Deze vaardigheden bepalen zijn huidige prestatie op het veld en zijn allemaal met het oog waar te nemen. Echter, deze determinanten van talent alsook het huidige prestatieniveau geven geen enkele wetenschap over hoe goed de voetballer later gaat worden. Je kunt geen meetlat langs de vaardigheden van een talent leggen, een lijn trekken en dan automatisch op een hoger punt uitkomen.

Hoe kun je dan wel zien, hoe goed een talent later gaat worden?

Het antwoord is simpel. Niet. Niemand kan namelijk in de toekomst kijken. Je kunt je dan ook afvragen wat scouts langs de velden doen bij jonge kinderen. Is er dan misschien iets wat de potentie wel bepaalt of daar invloed opheeft? Het antwoord daarop is ook simpel. Ja, de potentie van een jonge, talentvolle voetballer wordt bepaald door zijn omgeving en hoe hij daarmee omgaat én door zijn mentale kenmerken. (en dosis geluk) De potentie van een voetbaltalent is dus niet tastbaar, zichtbaar of een vaststaand iets. Potentie is zeg maar de uitkomst van een hele lange optelsom waarvan je niet alle getallen kan zien.

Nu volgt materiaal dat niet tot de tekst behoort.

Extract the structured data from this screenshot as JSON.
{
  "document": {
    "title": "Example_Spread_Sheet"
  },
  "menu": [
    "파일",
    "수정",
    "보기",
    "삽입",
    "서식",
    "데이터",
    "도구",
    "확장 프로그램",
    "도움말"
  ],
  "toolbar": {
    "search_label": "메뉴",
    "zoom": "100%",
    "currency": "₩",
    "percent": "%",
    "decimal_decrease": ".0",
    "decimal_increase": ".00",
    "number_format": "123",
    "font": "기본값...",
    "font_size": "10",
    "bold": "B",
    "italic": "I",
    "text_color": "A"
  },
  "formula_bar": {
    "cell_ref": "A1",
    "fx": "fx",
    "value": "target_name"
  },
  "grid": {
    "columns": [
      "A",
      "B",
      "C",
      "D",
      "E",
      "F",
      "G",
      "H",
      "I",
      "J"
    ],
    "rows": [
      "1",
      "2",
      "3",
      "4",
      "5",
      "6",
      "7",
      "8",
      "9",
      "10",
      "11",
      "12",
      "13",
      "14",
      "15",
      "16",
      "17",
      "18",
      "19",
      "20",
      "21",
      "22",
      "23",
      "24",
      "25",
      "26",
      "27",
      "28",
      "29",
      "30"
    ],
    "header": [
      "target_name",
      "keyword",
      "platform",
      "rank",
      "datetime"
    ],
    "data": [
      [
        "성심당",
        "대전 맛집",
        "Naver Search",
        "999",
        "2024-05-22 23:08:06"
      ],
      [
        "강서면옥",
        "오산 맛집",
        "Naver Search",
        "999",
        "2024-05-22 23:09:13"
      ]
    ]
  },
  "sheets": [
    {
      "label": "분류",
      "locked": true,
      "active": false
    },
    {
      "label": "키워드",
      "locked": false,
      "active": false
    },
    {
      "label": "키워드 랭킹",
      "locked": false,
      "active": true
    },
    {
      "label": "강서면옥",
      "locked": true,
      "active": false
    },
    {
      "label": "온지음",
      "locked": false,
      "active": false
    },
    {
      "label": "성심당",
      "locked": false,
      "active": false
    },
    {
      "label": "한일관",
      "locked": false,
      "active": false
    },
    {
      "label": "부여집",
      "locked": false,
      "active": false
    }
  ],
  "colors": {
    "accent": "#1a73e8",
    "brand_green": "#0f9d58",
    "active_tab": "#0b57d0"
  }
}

Met dit in het achterhoofd is het zeer onverstandig om een x aantal talenten op vroege leeftijd te scouten en daar alle tijd, energie en middelen in te investeren en een veel grotere groep talenten buiten te sluiten. De kans dat je het goede talent hebt gescout is namelijk minder dan 0,5%. In plaats daarvan is het veel logischer en verstandiger als alle talenten een kans zouden krijgen en dus allemaal goed worden opgeleid en wel bij hun eigen amateurclub. En dat clubs gedurende de
opleiding er alles aan doen om zijn omgeving (waar een club zelf deel van uitmaakt) en mentale eigenschappen positief te beïnvloeden. Dat kan door bijvoorbeeld goede trainers aan te stellen, een bewezen trainingsmethodiek toe te passen, voorlichting te geven, goede begeleiding te geven, een groeimindset te ontwikkelen én ook door aandacht te besteden aan de basismotoriek. (dus ook andere sporten en spelletjes doen)

 
Vervuilende factoren bij zoektocht naar talent


Relatief leeftijdseffect

Wat stellen we vast?

Bij talentselectie van U7 t.e.m. U17 is er een grote besmetting ten gevolge van het geboortemaandeffect :

  • Bij talentdetectie op basis van ‘ onmiddellijk presteren ’ is het geboortemaand effect duidelijk zichtbaar.
  • Speler geboren in januari is 11 maand ouder dan speler geboren in december.
  • Hoe ouder een speler , hoe krachtiger , hoe meer uren oefening, hoe meer hij bij de jeugd het verschil kan maken.
  • Bij jeugd: Hoe groter de prestatie-omgeving, hoe meer uitgesproken het effect.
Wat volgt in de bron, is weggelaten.